Yüksek tahsil yıllarında İstanbul'da bir iş bulduğum ve çalıştığım için, yaz aylarında Sivas’a gelemiyordum. Bir işim çıktığı zaman gelsem bile, bir iki gün içinde işimi bitirip, döndüğüm için, o yıllarda da çarşıyı pek fazla gezip tanıyamamıştım. Fakat gurbettekiler bilirler, insanlar gurbetteyken memleketinde olup bitenleri daha çok merak ediyorlar. Ben de İstanbul’daki Sivas Talebe Yurdunda kaldığım yıllarda, yaz aylarında Sivas’a giden ve güz aylarında İstanbul’a dönen arkadaşlarımdan, Sivas'ta yaşananlardan ve olup bitenlerden haber sorardım. O bakımdan gurbette bulunurdum ama adeta, Sivas’ta yaşamaya devam ederdim.

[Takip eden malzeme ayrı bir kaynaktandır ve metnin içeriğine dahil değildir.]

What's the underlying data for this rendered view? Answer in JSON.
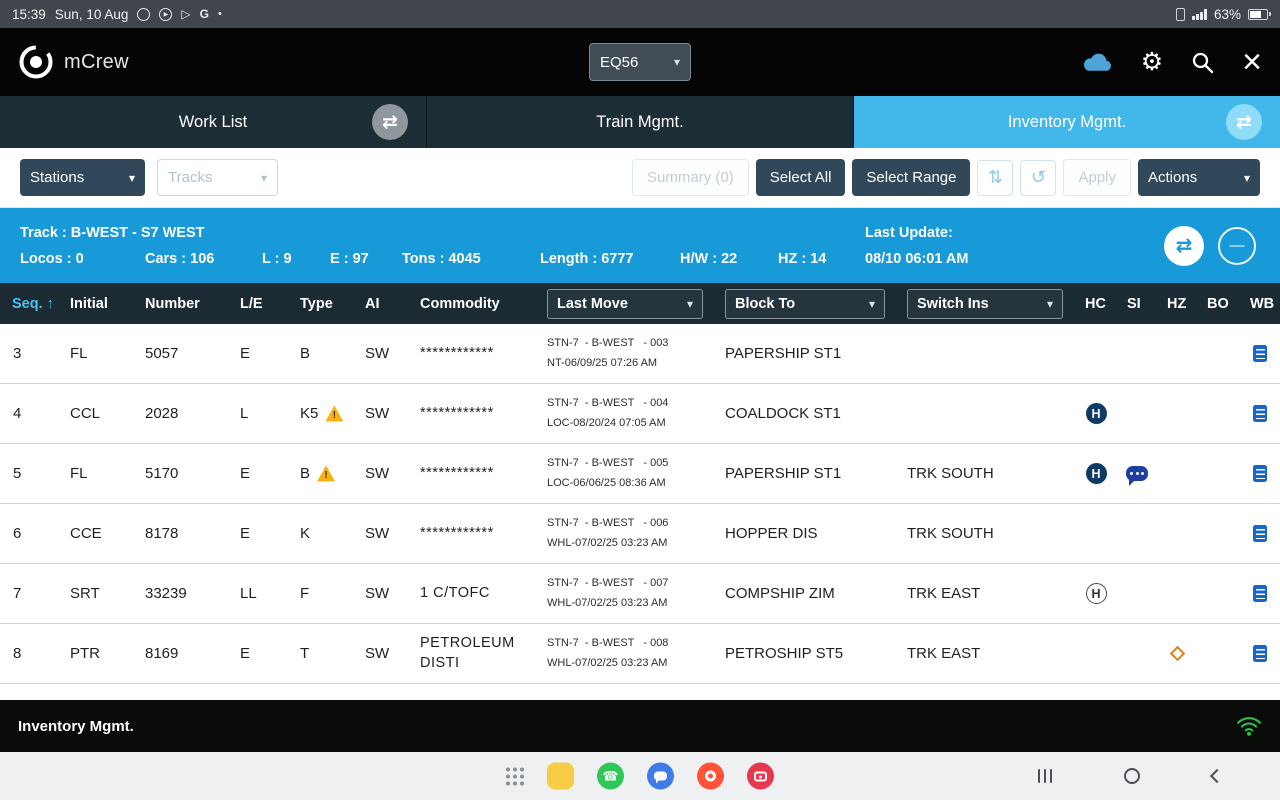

Yüksek tahsilden sonra Botanik Anabilim Dalında Asistanlık yıllarım başlamıştı. Doktora tezimle ilgili deneylerimin yüzünden, yıllık İzinlerimi bile İstanbul'da geçirmek zorunda kalıyordum. Doktoradan sonra akademik hayatım boyunca yıllık izinlerimi bazen Çiftlikte geçiriyor, şehre de pek az uğruyordum.

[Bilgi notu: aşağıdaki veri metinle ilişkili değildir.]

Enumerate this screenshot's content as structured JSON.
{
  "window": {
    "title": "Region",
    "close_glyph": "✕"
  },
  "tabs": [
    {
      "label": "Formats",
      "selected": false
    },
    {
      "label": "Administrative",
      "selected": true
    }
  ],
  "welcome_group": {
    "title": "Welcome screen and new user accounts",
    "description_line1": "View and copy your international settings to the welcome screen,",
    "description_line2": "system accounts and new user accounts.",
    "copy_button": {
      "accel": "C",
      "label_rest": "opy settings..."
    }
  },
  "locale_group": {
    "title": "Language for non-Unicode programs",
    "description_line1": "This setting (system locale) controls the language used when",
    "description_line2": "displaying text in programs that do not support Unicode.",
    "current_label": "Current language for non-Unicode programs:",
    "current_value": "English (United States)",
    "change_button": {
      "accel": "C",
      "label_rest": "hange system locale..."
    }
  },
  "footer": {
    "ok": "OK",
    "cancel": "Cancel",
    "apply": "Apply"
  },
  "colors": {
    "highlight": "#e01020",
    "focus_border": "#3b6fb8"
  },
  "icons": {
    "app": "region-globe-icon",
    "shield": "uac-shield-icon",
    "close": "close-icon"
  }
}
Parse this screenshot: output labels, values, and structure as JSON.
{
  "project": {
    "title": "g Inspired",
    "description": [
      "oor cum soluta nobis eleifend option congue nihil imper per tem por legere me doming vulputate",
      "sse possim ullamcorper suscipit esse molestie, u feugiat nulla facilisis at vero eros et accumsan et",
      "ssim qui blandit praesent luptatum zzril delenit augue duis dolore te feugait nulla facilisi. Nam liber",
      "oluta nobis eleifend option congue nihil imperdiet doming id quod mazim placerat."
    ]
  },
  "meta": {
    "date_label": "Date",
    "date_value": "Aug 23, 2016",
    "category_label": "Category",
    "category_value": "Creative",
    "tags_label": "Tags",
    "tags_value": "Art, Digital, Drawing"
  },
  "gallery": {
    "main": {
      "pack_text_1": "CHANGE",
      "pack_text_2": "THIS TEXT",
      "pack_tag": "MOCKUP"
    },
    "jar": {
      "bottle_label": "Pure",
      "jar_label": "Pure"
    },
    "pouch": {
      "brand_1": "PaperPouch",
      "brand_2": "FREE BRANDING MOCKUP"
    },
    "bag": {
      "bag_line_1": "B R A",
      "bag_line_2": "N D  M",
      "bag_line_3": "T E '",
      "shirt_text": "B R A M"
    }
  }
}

İstanbul'daki çınar ağaçlarını ve sedir ağaçlarını gördükçe, Sivas’ın çınardan ve sedir ağaçlarından mahrum olduğuna yanar dururdum. Bir bahar günü, Emirgan Korusunda geziniyorken, her zaman olduğu gibi, yine Sivas’ı düşünüyordum. Boğazın iki yakasında ve yamaçlarındaki erguvanlar açmıştı. İstanbul Boğazı, yine cennet devrini yaşıyordu. Erguvanlar Sivas’ın iklimine dayanamazdı ama leylaklar pek ala dayanır, hem de mis gibi kokardı. Biz de Sivas'ımızı leylak ağaçlarıyla donatabilirdik; ama birisinin Sivaslıları çevre konusunda uyarması lazımdı. O kişi neden ben olmayaydım? Hem de Botanikçi olarak...
İstanbul'daki Çınarlardan biriyle ilgili bir anekdot dinlediğim zaman kahrolmuştum: Boğaziçi’nde Büyükdere mevkiinde ulu bir çınar ağacı varmış. 1. Haçlı seferi sırasında Bizans'tan geçen Haçlı ordularının bir kısmı o çınarın gölgesinde dinlenmişlermiş. O çınar, yakın zamanlara kadar yaşıyormuş. Gövdesinde kocaman bir oyuk varmış. İstanbul Belediyesi, o çınarın gölgesini çay bahçesi olarak kullanılması için, kiraya veriyormuş. Kiralayanlar da çınarın gövdesindeki oyuğu çay ocağı olarak kullanıyorlarmış. Ve tahmin edeceğiniz gibi, gecenin birinde, iyice söndürülmeden terk edilen çay ocağından, sıçrayan bir kıvılcımla çınarın oyuk kısmındaki elyaf tutuşmuş ve kim bilir kaç bin yaşındaki çınar yanıp kül olmuş. İşte bizim o yıllardaki çevre bilincimiz de bundan ibaretmiş.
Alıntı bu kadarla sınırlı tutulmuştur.